Pensando en unos maravillosos Oxford, los cuales espero que en algún momento sean míos, escribo lo poco que sucedió ayer. Aunque tal vez lo verdaderamente poco sea lo que recuerde. De todas formas, no me va a tomar más de dos páginas explicar cuántas energías gastamos por un cuarto de vaso de gaseosa tirada en el piso. Porque en esto estamos involucradas María y yo.

Habíamos terminado de contemplar en su azotea el traslado de las nubes a lo que ella llamaba el norte. Yo no sabía para qué lado se trasladaban, de modo que solo me quedó aceptar que el rumbo que María mencionaba con total seguridad era el correcto. 

Me dijo que tenía hambre y que en la cocina había algo de pasto que su hermana había preparado en la tarde. Yo, en vez de hambre, tenía sed.  Así, en menos de tres minutos estuvimos en la cocina, listas para empezar a satisfacernos.
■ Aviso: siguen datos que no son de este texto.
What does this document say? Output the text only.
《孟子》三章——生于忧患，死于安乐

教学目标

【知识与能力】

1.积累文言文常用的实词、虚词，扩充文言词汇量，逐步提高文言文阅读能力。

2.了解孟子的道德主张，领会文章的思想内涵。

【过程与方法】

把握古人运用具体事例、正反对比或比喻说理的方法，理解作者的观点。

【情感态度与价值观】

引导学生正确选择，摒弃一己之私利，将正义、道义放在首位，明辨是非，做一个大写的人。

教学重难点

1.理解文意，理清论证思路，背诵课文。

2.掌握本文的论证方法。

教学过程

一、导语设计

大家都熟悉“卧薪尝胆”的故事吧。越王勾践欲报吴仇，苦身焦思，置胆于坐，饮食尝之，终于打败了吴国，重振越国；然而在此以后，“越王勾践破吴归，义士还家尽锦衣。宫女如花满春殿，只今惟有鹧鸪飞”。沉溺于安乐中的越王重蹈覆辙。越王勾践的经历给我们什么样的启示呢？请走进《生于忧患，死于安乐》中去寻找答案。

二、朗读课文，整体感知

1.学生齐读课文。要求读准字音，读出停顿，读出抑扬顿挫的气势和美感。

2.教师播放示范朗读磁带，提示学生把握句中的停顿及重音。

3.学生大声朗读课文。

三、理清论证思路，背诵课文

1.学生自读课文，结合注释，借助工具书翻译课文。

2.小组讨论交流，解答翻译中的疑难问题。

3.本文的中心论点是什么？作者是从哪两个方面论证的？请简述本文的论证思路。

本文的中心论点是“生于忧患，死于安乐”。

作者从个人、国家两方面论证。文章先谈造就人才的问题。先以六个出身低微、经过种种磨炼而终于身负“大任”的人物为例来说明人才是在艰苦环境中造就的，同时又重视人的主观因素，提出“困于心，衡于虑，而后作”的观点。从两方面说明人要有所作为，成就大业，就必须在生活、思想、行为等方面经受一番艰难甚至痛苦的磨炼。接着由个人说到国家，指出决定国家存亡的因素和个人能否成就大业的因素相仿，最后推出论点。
Saqué agua del refrigerador, el cual estaba lleno de vegetales. Ella, fue a la sala, sacó un disco de Johnny Hodges y puso play. Volvió a la cocina y calentó pasto al pesto. Olía muy rico. Lástima que no tenía hambre. La música de Hodges me empezó a excitar. Sentí ganas de bailar y sacarme toda la ropa. Lo mejor vino cuando ella, quien estaba de espaldas, empezó a mover los hombros de una forma que me parecía muy sensual. Me encantó y no me importó que fuese mujer. Bueno, sí. Yo  la miraba con mi vaso de agua helada y ella no se daba cuenta. Qué maravilla. María volteó  y empezó a bailar. Me invitó a que bailase con ella.  Repito, qué maravilla.

La canción terminó y nuevamente fue a la sala, sacó otro disco. No sabía cuál era, pero inmediatamente cuando sonó la música, supe de quién se trataba: Charles Mingus. Yo seguía de pie con mi vaso en la mano. Ella volvió a la cocina y llevó su plato al comedor. Yo la seguí y nos sentamos juntas. Me sirvió un poco de gaseosa y me trajo galletitas. Ella con su pasto al pesto y yo con mis galletitas que, según me explicó, eran de un fruto de la sierra. La música era precisa para ese momento. Entonces nos empezamos a reír de cualquier cosa, porque en ese tipo de reuniones uno ríe hasta porque mueve una mano.

De pronto, sin pensarlo, le lancé un poquito de gaseosa a su polo. María en vez de reírse de eso, se enojó. Sus ojos se pusieron redondos y sus labios se juntaron. Todo eso y más me indicaba que mi gracia la enojó. Además, un poco de gaseosa había caído al suelo. María se puso de pie y trajo un trapo, me lo dio y me dijo que limpiase el suelo porque a ella no le gustaban las moscas. Yo avergonzada y sin decirle nada tomé el trapo y sequé mi error. Todo ese tiempo ella me estuvo mirando, pero no con las mismas ganas, ni con la misma intención que tuve yo cuando la miré.

Fui al cuarto de lavado sin decir una sola palabra. Así debería de estar siempre: callada, porque cuando estoy en ese estado mi vida no sufre cambios. En fin, sequé el trapo y lo colgué en el tendedero. Regresé a la sala donde María seguía sentada. Le hablé. Le dije que me disculpase, que no quise cometer tremendo disparate. Me dijo una serie de tonterías en realidad, yo solo la miraba, precisamente miraba sus pechos mojados con la gaseosa que yo derramé.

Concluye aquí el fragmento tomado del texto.